When you get off the train at Takarazuka and start heading toward the museum, you will likely notice a scenic tiled path. Every so often, you will find a character portrait of a famous Tezuka character among the tiles.
You will also end up passing the Takarazuka Theater, which features the all-women Takarazuka Revue. Their musicals had a profound impact on Tezuka as a child. As a result, several of his manga feature scenes that play like a staged musical show. As a young illustrator, he made some money on the side drawing the actresses’ portraits. Later in his life, the cycle of influence came full circle as the theater performed adaptations of his manga.
Okay, you’ve had a pleasant walk, you’ve been teased with cameos of Tezuka’s most famous characters, but how will you recognize the Tezuka Osamu Manga Museum?
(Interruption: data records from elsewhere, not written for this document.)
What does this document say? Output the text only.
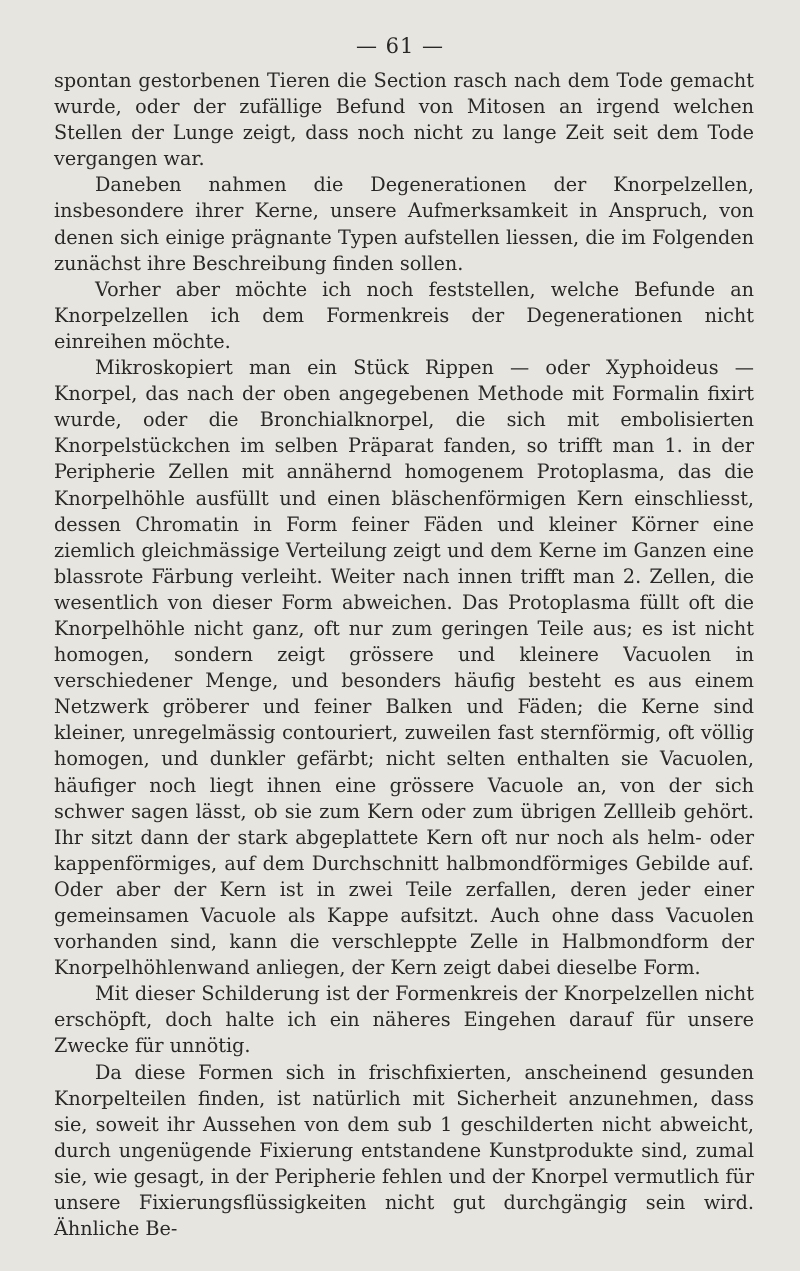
— 61 —

spontan gestorbenen Tieren die Section rasch nach dem Tode gemacht wurde, oder der zufällige Befund von Mitosen an irgend welchen Stellen der Lunge zeigt, dass noch nicht zu lange Zeit seit dem Tode vergangen war.

Daneben nahmen die Degenerationen der Knorpelzellen, insbesondere ihrer Kerne, unsere Aufmerksamkeit in Anspruch, von denen sich einige prägnante Typen aufstellen liessen, die im Folgenden zunächst ihre Beschreibung finden sollen.

Vorher aber möchte ich noch feststellen, welche Befunde an Knorpelzellen ich dem Formenkreis der Degenerationen nicht einreihen möchte.

Mikroskopiert man ein Stück Rippen — oder Xyphoideus — Knorpel, das nach der oben angegebenen Methode mit Formalin fixirt wurde, oder die Bronchialknorpel, die sich mit embolisierten Knorpelstückchen im selben Präparat fanden, so trifft man 1. in der Peripherie Zellen mit annähernd homogenem Protoplasma, das die Knorpelhöhle ausfüllt und einen bläschenförmigen Kern einschliesst, dessen Chromatin in Form feiner Fäden und kleiner Körner eine ziemlich gleichmässige Verteilung zeigt und dem Kerne im Ganzen eine blassrote Färbung verleiht. Weiter nach innen trifft man 2. Zellen, die wesentlich von dieser Form abweichen. Das Protoplasma füllt oft die Knorpelhöhle nicht ganz, oft nur zum geringen Teile aus; es ist nicht homogen, sondern zeigt grössere und kleinere Vacuolen in verschiedener Menge, und besonders häufig besteht es aus einem Netzwerk gröberer und feiner Balken und Fäden; die Kerne sind kleiner, unregelmässig contouriert, zuweilen fast sternförmig, oft völlig homogen, und dunkler gefärbt; nicht selten enthalten sie Vacuolen, häufiger noch liegt ihnen eine grössere Vacuole an, von der sich schwer sagen lässt, ob sie zum Kern oder zum übrigen Zellleib gehört. Ihr sitzt dann der stark abgeplattete Kern oft nur noch als helm- oder kappenförmiges, auf dem Durchschnitt halbmondförmiges Gebilde auf. Oder aber der Kern ist in zwei Teile zerfallen, deren jeder einer gemeinsamen Vacuole als Kappe aufsitzt. Auch ohne dass Vacuolen vorhanden sind, kann die verschleppte Zelle in Halbmondform der Knorpelhöhlenwand anliegen, der Kern zeigt dabei dieselbe Form.

Mit dieser Schilderung ist der Formenkreis der Knorpelzellen nicht erschöpft, doch halte ich ein näheres Eingehen darauf für unsere Zwecke für unnötig.

Da diese Formen sich in frischfixierten, anscheinend gesunden Knorpelteilen finden, ist natürlich mit Sicherheit anzunehmen, dass sie, soweit ihr Aussehen von dem sub 1 geschilderten nicht abweicht, durch ungenügende Fixierung entstandene Kunstprodukte sind, zumal sie, wie gesagt, in der Peripherie fehlen und der Knorpel vermutlich für unsere Fixierungsflüssigkeiten nicht gut durchgängig sein wird. Ähnliche Be-
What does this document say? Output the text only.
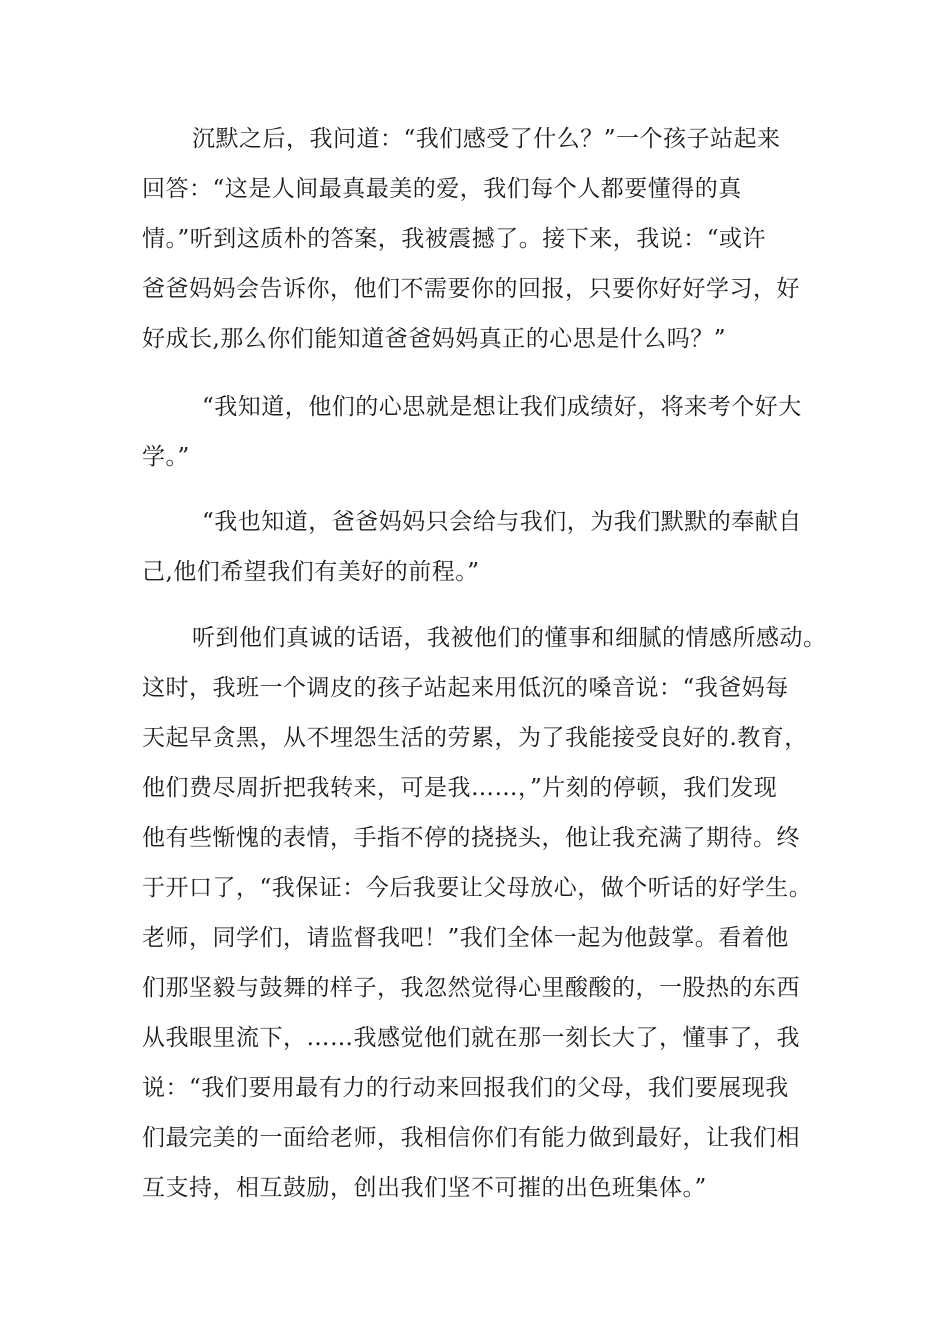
沉默之后，我问道：“我们感受了什么？”一个孩子站起来
回答：“这是人间最真最美的爱，我们每个人都要懂得的真
情。”听到这质朴的答案，我被震撼了。接下来，我说：“或许
爸爸妈妈会告诉你，他们不需要你的回报，只要你好好学习，好
好成长,那么你们能知道爸爸妈妈真正的心思是什么吗？”
“我知道，他们的心思就是想让我们成绩好，将来考个好大
学。”
“我也知道，爸爸妈妈只会给与我们，为我们默默的奉献自
己,他们希望我们有美好的前程。”
听到他们真诚的话语，我被他们的懂事和细腻的情感所感动。
这时，我班一个调皮的孩子站起来用低沉的嗓音说：“我爸妈每
天起早贪黑，从不埋怨生活的劳累，为了我能接受良好的.教育，
他们费尽周折把我转来，可是我……，”片刻的停顿，我们发现
他有些惭愧的表情，手指不停的挠挠头，他让我充满了期待。终
于开口了，“我保证：今后我要让父母放心，做个听话的好学生。
老师，同学们，请监督我吧！”我们全体一起为他鼓掌。看着他
们那坚毅与鼓舞的样子，我忽然觉得心里酸酸的，一股热的东西
从我眼里流下，……我感觉他们就在那一刻长大了，懂事了，我
说：“我们要用最有力的行动来回报我们的父母，我们要展现我
们最完美的一面给老师，我相信你们有能力做到最好，让我们相
互支持，相互鼓励，创出我们坚不可摧的出色班集体。”
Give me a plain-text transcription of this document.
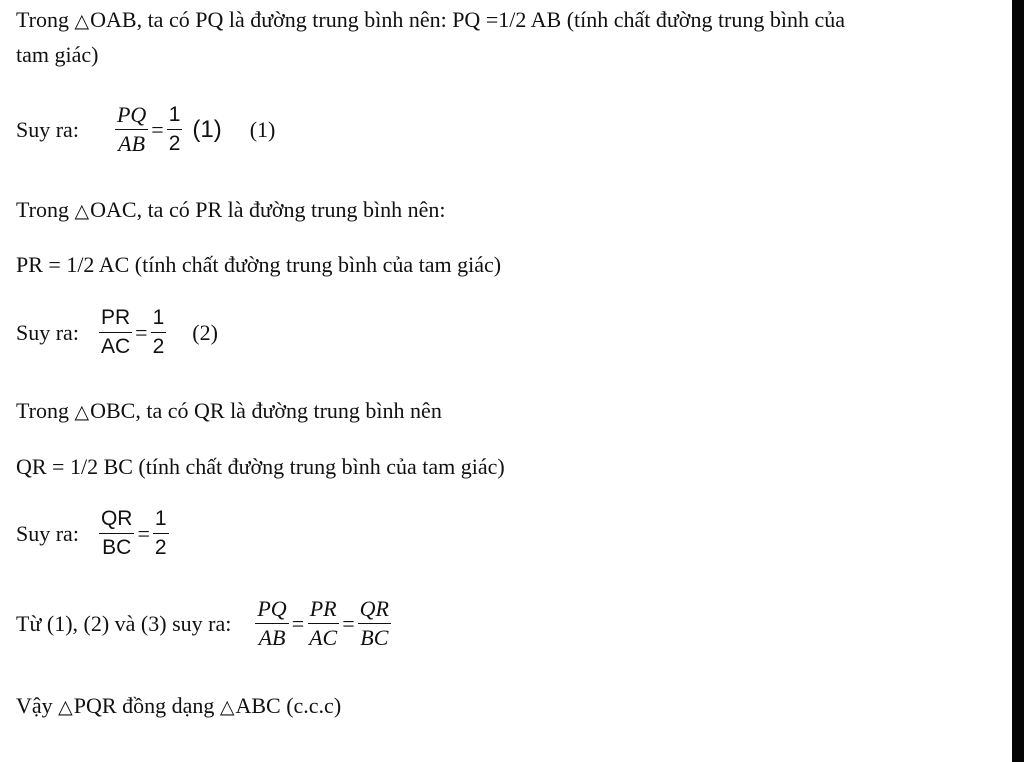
Trong △OAB, ta có PQ là đường trung bình nên: PQ =1/2 AB (tính chất đường trung bình của
tam giác)
Suy ra: $\frac{PQ}{AB} = \frac{1}{2} (1)$ (1)
Trong △OAC, ta có PR là đường trung bình nên:
PR = 1/2 AC (tính chất đường trung bình của tam giác)
Suy ra: $\frac{PR}{AC} = \frac{1}{2} (2)$
Trong △OBC, ta có QR là đường trung bình nên
QR = 1/2 BC (tính chất đường trung bình của tam giác)
Suy ra: $\frac{QR}{BC} = \frac{1}{2}$
Từ (1), (2) và (3) suy ra: $\frac{PQ}{AB} = \frac{PR}{AC} = \frac{QR}{BC}$
Vậy △PQR đồng dạng △ABC (c.c.c)
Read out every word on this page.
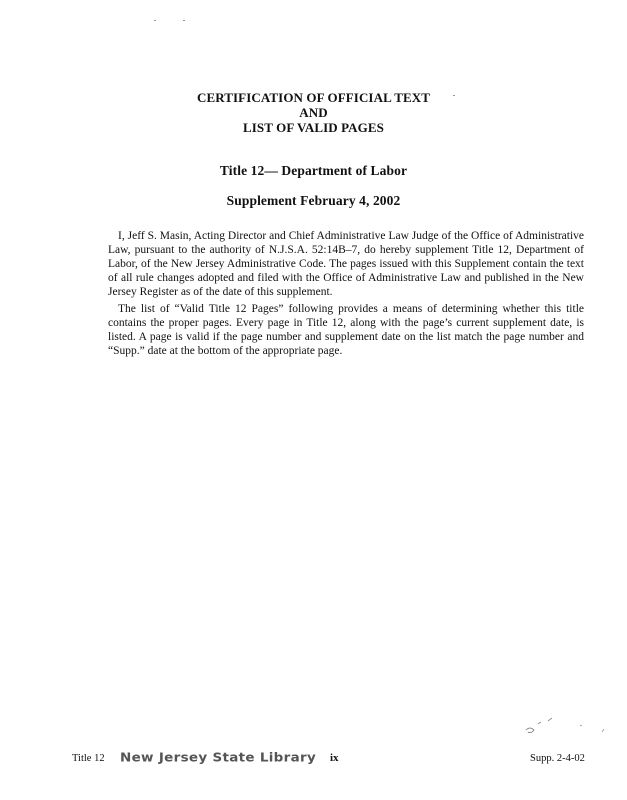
CERTIFICATION OF OFFICIAL TEXT
AND
LIST OF VALID PAGES
Title 12— Department of Labor
Supplement February 4, 2002

I, Jeff S. Masin, Acting Director and Chief Administrative Law Judge of the Office of Administrative Law, pursuant to the authority of N.J.S.A. 52:14B–7, do hereby supplement Title 12, Department of Labor, of the New Jersey Administrative Code. The pages issued with this Supplement contain the text of all rule changes adopted and filed with the Office of Administrative Law and published in the New Jersey Register as of the date of this supplement.

The list of “Valid Title 12 Pages” following provides a means of determining whether this title contains the proper pages. Every page in Title 12, along with the page’s current supplement date, is listed. A page is valid if the page number and supplement date on the list match the page number and “Supp.” date at the bottom of the appropriate page.

Title 12 New Jersey State Library ix	Supp. 2-4-02
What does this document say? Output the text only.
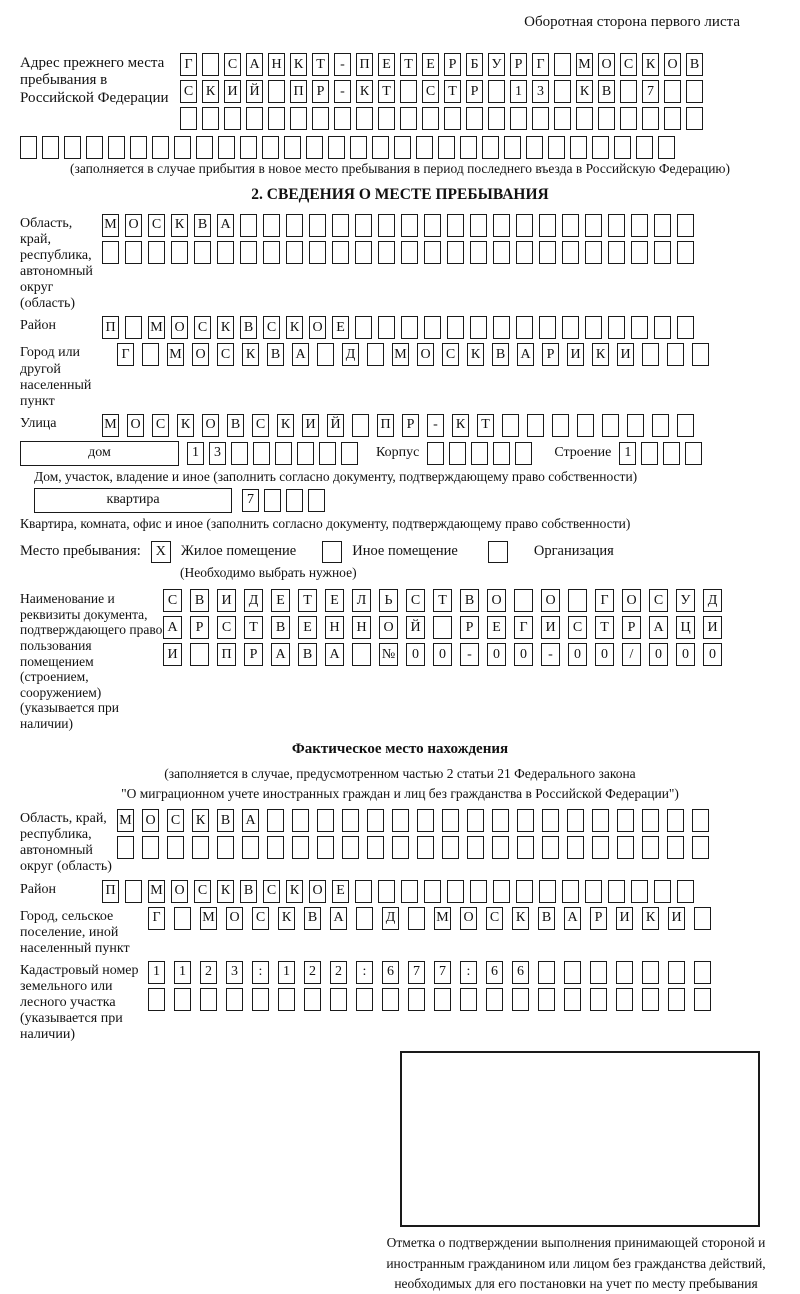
Оборотная сторона первого листа
Адрес прежнего места пребывания в Российской Федерации
Г	С А Н К Т	-	П Е Т Е Р	Б У Р	Г	М О С К О В
С К И Й П Р	-	К Т	С Т Р	1	3	К В	7
(заполняется в случае прибытия в новое место пребывания в период последнего въезда в Российскую Федерацию)
2. СВЕДЕНИЯ О МЕСТЕ ПРЕБЫВАНИЯ
Область, край, республика, автономный округ (область)
М О С К В А
Район	П М О С К В С К О Е
Город или другой населенный пункт
Г	М О С К В А	Д	М О С К В А	Р	И К И
Улица	М О С К О В С К И Й	П	Р	-	К	Т
дом	1	3	Корпус	Строение 1
Дом, участок, владение и иное (заполнить согласно документу, подтверждающему право собственности)
квартира	7
Квартира, комната, офис и иное (заполнить согласно документу, подтверждающему право собственности)
Место пребывания:	X	Жилое помещение	Иное помещение	Организация
(Необходимо выбрать нужное)
Наименование и реквизиты документа, подтверждающего право пользования помещением (строением, сооружением) (указывается при наличии)
С	В	И	Д	Е	Т	Е	Л	Ь	С	Т	В	О	О	Г	О	С	У	Д
А	Р	С	Т	В	Е	Н	Н	О	Й	Р	Е	Г	И	С	Т	Р	А	Ц	И
И	П	Р	А	В	А	№	0	0	-	0	0	-	0	0	/	0	0	0
Фактическое место нахождения
(заполняется в случае, предусмотренном частью 2 статьи 21 Федерального закона
"О миграционном учете иностранных граждан и лиц без гражданства в Российской Федерации")
Область, край, республика, автономный округ (область)
М О С К В А
Район	П М О С К В С К О Е
Город, сельское поселение, иной населенный пункт
Г	М О С К В А	Д	М О С К В А	Р	И К И
Кадастровый номер земельного или лесного участка (указывается при наличии)
1	1	2	3	:	1	2	2	:	6	7	7	:	6	6
Отметка о подтверждении выполнения принимающей стороной и иностранным гражданином или лицом без гражданства действий, необходимых для его постановки на учет по месту пребывания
Easy: the Phoenix is there to welcome you, along with cement prints from an assortment of Tezuka’s stars.
The decor is endlessly charming for Tezuka fans, with props and cameos aplenty to notice. There are even lesser-known creatures on the walls of the bathrooms.
A large, annotated map of Takarazuka details the many spots around town where young Tezuka would have gone to school, hunted for bugs, and played with friends. The museum makes for a fun afternoon trip, but isn’t large enough to act as a theme park or all-day itinerary, so featuring the town of Takarazuka itself as a platform for exploring the same spaces as Tezuka is a nice local touch.
If Tezuka created so many characters and series, how are people supposed to get up to speed? At the reading library, of course! Visitors are free to read through a large selection of titles, in addition to shopping for books, DVDs, and soundtracks to Tezuka productions in the gift shop.
The Osamu Tezuka Museum was inaugurated in 1994, and it shows. That’s not a knock on the various displays detailing the chronology of Tezuka’s life and career, as well as a history of Japanese comics, but there is a definite feeling of walking through a time portal to the 90s. Computers for watching clips of Tezuka’s work, playing ancient Flash-looking games, or simple cartoon editing exercises all handle like relics.
A Jungle Emperor Leo / Kimba The White Lion themed cafe sells a few beverages, including hot chocolate that’s perfect for a rainy day of touristing.
There are so many more features to the museum, including a coloring station, statues and cutouts of several characters, a screening room, and a whole side exhibit featuring other artists, but I want to leave some of this trip to the imagination. However, if you want more information, I recommend the Tezuka Osamu Manga Museum official website and information from the English version of TezukaOsamu.net.
There are several more places in Japan dedicated to its standout anime and manga creators, including Shigeru Mizuki Road, Studio Ghibli Museum, and the Kyoto International Manga Museum, but Tezuka leads to the roots of their work. If you ever get the opportunity to visit Japan, these sites are worth the extra train ride.